We never had a television set at home. I left India in 1980, around the time that TV was beginning to enter the household; my formative years were therefore spent listening to the radio, and to the gramophone.
Until about 1970, the only radios I’d seen and heard were valve radios. Main-operated, unlike the portable “transistor” radios that were just beginning to make an impact.
So the first sensation I associate with radio is the ceiling fan, signalling the presence of mains electricity, something that I could not take for granted as a child. “Load-shedding” was rampant.
If we had power, then we could switch these things on, and bring about the second sensation of radio: the orange-red filaments of the valves. That was soon followed by sensation number three, that of smell. It was a wonderful aroma, the heating up of the valves.
We were usually incredibly eager to switch the radio on, usually for something like Musical Band Box (on Sundays) or Lunchtime Variety (on all other days). Sometimes the station was just coming on stream then, so the first thing we would hear was the All India Radio Signature tune.
Seems like such a long time ago. But I digress.
Jingle Mondegreens.
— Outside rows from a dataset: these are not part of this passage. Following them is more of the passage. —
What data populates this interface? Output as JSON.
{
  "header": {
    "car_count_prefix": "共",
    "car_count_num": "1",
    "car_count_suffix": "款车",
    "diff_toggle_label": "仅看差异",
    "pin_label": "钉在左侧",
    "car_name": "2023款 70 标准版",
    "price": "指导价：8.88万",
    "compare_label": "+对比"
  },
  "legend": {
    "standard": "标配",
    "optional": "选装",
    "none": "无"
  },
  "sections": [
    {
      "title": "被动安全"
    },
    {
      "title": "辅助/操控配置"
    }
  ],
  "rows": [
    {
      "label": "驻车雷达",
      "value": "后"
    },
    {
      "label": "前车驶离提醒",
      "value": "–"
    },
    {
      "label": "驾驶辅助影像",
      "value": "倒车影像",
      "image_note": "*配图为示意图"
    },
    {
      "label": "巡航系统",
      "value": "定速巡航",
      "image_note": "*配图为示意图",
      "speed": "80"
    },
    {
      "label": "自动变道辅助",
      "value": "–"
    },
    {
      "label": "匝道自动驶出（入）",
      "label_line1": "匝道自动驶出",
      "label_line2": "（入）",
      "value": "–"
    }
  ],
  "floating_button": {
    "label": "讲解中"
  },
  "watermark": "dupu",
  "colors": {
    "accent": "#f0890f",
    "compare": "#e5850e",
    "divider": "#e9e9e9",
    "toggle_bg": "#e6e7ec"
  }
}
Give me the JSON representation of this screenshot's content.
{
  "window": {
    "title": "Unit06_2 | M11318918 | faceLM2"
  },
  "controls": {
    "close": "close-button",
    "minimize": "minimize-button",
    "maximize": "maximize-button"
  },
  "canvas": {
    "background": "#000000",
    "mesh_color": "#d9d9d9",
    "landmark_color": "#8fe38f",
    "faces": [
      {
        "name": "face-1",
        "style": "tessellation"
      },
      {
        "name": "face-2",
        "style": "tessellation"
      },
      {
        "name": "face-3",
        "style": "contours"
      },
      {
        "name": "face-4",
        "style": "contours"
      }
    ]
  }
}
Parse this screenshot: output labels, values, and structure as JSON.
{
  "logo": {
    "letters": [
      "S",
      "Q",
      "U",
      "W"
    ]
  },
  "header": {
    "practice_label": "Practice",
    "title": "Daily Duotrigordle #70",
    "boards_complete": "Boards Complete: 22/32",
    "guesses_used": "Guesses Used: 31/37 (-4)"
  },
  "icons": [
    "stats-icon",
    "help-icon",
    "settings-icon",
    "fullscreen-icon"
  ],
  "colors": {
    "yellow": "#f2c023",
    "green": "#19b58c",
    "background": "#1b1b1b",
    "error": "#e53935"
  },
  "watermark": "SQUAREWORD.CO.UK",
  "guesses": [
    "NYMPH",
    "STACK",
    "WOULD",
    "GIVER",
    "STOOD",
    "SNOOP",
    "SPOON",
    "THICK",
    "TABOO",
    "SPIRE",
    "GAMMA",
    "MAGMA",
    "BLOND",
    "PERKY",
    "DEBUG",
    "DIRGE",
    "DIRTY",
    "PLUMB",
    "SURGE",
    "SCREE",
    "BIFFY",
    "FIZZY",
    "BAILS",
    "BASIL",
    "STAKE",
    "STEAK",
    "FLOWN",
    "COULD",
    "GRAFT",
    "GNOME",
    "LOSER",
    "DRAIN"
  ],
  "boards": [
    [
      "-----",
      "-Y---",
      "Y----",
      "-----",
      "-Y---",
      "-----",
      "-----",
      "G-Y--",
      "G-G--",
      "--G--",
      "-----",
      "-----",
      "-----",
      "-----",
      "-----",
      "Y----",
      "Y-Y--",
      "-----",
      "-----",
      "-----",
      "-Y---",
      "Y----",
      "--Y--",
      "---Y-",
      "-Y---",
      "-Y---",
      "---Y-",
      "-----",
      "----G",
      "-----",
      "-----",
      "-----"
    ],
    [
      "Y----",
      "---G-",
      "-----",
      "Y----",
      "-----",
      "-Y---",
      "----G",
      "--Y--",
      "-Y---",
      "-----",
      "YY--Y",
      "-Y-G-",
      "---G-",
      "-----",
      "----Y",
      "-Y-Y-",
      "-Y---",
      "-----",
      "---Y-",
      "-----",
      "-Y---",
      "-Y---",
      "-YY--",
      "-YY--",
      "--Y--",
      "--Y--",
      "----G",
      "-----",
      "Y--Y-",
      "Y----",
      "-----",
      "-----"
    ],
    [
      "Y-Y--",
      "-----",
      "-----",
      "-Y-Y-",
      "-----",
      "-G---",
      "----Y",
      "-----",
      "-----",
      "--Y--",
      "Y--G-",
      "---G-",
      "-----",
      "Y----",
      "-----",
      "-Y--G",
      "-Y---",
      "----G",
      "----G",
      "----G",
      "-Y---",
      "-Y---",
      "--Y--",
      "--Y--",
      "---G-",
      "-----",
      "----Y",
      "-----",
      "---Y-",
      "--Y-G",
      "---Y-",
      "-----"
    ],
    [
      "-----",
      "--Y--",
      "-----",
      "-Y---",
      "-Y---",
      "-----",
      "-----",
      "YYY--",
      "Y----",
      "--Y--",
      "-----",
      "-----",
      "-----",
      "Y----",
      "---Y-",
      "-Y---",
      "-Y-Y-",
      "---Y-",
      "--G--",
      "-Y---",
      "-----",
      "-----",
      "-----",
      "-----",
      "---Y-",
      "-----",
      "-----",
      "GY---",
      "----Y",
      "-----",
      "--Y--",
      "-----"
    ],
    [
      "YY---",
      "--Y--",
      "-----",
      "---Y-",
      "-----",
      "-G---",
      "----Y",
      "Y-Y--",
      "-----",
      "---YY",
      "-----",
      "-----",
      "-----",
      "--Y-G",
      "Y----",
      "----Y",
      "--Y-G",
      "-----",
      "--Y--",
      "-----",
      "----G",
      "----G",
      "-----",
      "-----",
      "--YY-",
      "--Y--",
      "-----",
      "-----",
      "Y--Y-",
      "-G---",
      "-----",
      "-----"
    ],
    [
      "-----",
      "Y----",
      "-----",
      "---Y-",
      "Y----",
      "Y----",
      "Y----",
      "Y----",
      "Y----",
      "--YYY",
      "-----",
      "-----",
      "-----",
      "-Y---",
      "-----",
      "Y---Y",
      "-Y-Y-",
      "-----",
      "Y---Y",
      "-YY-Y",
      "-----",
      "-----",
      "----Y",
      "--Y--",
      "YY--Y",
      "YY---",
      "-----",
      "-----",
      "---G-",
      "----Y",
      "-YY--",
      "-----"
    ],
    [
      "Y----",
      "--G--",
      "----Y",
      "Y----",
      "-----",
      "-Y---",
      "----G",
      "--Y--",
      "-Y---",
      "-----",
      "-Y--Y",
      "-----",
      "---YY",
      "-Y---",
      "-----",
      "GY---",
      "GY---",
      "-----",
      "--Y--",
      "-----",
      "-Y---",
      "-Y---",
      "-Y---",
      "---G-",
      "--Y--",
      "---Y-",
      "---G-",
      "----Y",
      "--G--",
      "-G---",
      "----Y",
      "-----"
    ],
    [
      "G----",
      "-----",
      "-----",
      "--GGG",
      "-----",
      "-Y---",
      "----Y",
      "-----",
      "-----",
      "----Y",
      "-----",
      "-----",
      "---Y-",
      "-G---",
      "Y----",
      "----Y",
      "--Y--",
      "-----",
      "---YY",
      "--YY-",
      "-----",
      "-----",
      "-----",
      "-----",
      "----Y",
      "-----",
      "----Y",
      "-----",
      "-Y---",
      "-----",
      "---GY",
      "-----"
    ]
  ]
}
They do exist.
For example, every child in our family grew up believing that “S-O Simon means happy motoring”, and we would sing it at the top of our voice. We never cared what it meant. Standard Oil, on the other hand, were trying to tell us this.
That was fifty years ago, and I have no difficulty figuring out why we thought the song went S-O Simon. Easily done.
Some ad or the other appeared to use the old Scouting song “It isn’t any trouble just to S-M-I-L-E”. How that became S-L-Om-Buddy I have no idea. But it did.
Sometimes the jingles had other unintended consequences. For example, throughout the late 1960s and early 1970s Beiersdorf used to advertise in Indian cinema with a clip that started “Winter’s here”; it then went on to show you the ravages that your skin would face in the cold, and how all that could be avoided “thanks to Nivea creme”. Most of us just cut the middle bits out, and every time it felt cold, we would say “Winter’s here….. thanks to Nivea Creme”.
Did you have radio jingle mondegreens in your childhood? What were they?